Something in us hungers to be reconnected to the Earth like Black Elk was. Something in us yearns to find the "living presence," to feel enveloped by it, empowered by it, loved by it. And maybe it's this very presence that calls us to be gardeners, but not just in outer gardens. We haven't really been talking this morning just about corn and tomatoes and dahlias and delphiniums. The outer garden is a symbol, a rich metphor for what it takes to care about something, to help it come alive and grow and flower, and then in the full circle to allow it to die. So you may not raise cauliflowers or roses, but if you have a spouse, you have a garden. If you have a child, you have a garden. If you have a friend that's unique to you in all the world, you have a garden. Anyone you care for is your garden. And each and every one of these gardens demands of you hard work, patience, trust, humility, dignity, and reverence.
But even if you were a hermit way up there in the Himalayas alone in your cave, this would still hold true because you'd be working in your inner garden. Consider this--you are not only the gardener; you are the garden. The power and the presence of which you are the servant when you love another is the very power and presence in your own heart, in the very soul of you, in the very soil of you. Think of it--you are the seed; you are the sprouting; you are the growing into fullness; and you aare the flowering. "A single immense miracle of a flower" is a line from one of May Sarton's poems. You yourself are a single immense miracle, and then after the flowering you are the dying. But from your death springs new life from a new seed, and the dance goes on.
from "The Stupendous Journey":
Bill Moyers asked Joseph Campbell shortly before he died if he still believed we are at this moment participating in one of the very greatest leaps of the human spirit, and Campbell's response was "the greatest ever." And what gave him such confidence was to see in the Gaia principle that I mentioned--the sense of the whole planet as a living presence--the rise of a new mythology that can save us. And in that spellbinding picture of Earth as seen from the moon he sees the fitting symbol for this new mythology. Isn't it a hopeful dream to imagine the nation-states of the Earth trading in their flags for the flag of Gaia?
At last we have in the story science has labored for centuries to present to us a cosmic creation story accepted by people around the globe--not only of a common origin but of a common destiny. If the life-systems of our fragile jewel of a planet go, we all go. We can no longer afford a myopic arrogant humanism that pursues its own comforts at the expense of the larger life community. We can no longer afford an exploitive militaristic patriarchal value system. We can no longer afford millennial expectations of salvation from the Sky God if we're serious about healing Earth and all her children.
from "Anniversaries of the Spirit":
Everybody starts off with what can be called an environmental self which simply means there is no way we cannot be shaped profoundly by the environment we begin our lives in. All sorts of values, biases, and doctrines seep in before we are able even to begin to sort them all out. Our sense of self then is not so much our own as borrowed. This is not a bad thing, by the way, it's just the way things are.
The spiritual task of life, it seems to me, is to brave the rigors of a long journey in order to find one's real self which means, in a nutshell, there are going to have to be painful partings of the way--painful because to question and sometimes go beyond the prevailing culture predictably evokes at least puzzlement, if not wrath, from that culture.

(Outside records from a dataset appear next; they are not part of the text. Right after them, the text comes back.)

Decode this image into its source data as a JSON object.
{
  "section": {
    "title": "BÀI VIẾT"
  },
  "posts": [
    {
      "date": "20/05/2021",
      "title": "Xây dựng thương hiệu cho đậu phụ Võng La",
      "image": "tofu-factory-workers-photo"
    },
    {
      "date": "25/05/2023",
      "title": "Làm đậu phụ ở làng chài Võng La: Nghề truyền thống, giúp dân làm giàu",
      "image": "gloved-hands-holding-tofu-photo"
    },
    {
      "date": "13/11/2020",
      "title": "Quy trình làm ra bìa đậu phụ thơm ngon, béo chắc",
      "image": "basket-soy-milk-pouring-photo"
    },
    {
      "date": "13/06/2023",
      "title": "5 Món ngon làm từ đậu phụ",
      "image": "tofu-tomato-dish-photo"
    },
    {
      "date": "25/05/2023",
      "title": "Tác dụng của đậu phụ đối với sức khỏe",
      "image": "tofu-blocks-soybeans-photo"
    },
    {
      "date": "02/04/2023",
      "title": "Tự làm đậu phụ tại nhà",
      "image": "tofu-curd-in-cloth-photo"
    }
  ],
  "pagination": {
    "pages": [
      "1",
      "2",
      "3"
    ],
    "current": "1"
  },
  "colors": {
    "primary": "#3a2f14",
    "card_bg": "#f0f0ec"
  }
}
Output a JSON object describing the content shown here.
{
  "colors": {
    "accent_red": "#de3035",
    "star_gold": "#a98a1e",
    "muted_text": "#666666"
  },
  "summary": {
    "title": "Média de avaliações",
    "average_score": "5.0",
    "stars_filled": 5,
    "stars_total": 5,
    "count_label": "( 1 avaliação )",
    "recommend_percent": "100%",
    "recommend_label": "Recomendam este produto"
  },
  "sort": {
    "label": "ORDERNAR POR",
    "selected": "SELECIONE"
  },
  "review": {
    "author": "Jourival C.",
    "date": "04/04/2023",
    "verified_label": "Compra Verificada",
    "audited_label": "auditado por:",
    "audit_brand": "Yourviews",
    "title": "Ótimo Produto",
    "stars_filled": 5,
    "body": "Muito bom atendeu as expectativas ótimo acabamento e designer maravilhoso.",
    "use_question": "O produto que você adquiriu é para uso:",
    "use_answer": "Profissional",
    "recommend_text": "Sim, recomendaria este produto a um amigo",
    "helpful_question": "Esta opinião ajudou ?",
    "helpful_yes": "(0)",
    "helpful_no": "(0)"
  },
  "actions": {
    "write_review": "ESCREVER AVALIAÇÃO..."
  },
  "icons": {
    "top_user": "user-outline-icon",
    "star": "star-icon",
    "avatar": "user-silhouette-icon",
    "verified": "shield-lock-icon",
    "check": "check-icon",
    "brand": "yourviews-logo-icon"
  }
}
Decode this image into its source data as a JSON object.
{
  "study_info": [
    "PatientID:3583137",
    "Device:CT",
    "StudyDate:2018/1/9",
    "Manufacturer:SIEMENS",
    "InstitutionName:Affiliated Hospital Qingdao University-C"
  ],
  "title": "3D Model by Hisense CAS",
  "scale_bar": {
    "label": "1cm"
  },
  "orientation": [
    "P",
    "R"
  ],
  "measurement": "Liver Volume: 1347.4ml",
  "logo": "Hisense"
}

So what I'm suggesting as you reflect back on and jot down your spiritual steppingstones is to pay attention especially to the partings, to the difficult times in your unfolding history when, for the sake of your emerging real self calling you to be true to the voice within, you took the path less traveled.
Those, I suggest, were breakthroughs of the spirit for you and can therefore become anniversaries of spirit. It may be the time when it dawned on you that to be white, or any other color, is not a mark of superiority, that to believe such, and then to act on that belief, creates abominations. It may be when the realization thundered home that to consider America or any other nation as favored by God, as somehow closer to God, is not only ridiculous but dangerous. It may be when the church of your childhood no longer felt wide enough to sustain and bless your quest, when you paid the price and moved on. Try, as you are remembering these partings, to remember the time when they occurred, not only the year and month but even the day. The goal in all this, remember, is to create your own holy days in the year's turning, your own anniversaries of spirit.
from "What Was New About the Teaching of Jesus?":
Is it conceivable that someone could speak with such passion of forgiveness, make it the cornerstone of his message for its vital link to love, without having experienced. it? Traditional theology balks here. To justify its position that Jesus had a divine nature, the early church made it a dogma that he could never have sinned, that he was like us in all respects, sin alone excepted. I'm asking you here to consult your own mind and heart. How could Jesus have spoken so movingly, so forcefully, of the great joy of a lost sheep or coin or son being found unless he considered himself lost and found? Stretch yourself here and imagine "Amazing Grace," that stirring song written by an ex-slaveship captain that so touches our hearts for knowing we too have been blind and lost, sung from the heart by Jesus. Maybe the rest of the story of the prodigal son was what we have come to call the public ministry of Jesus!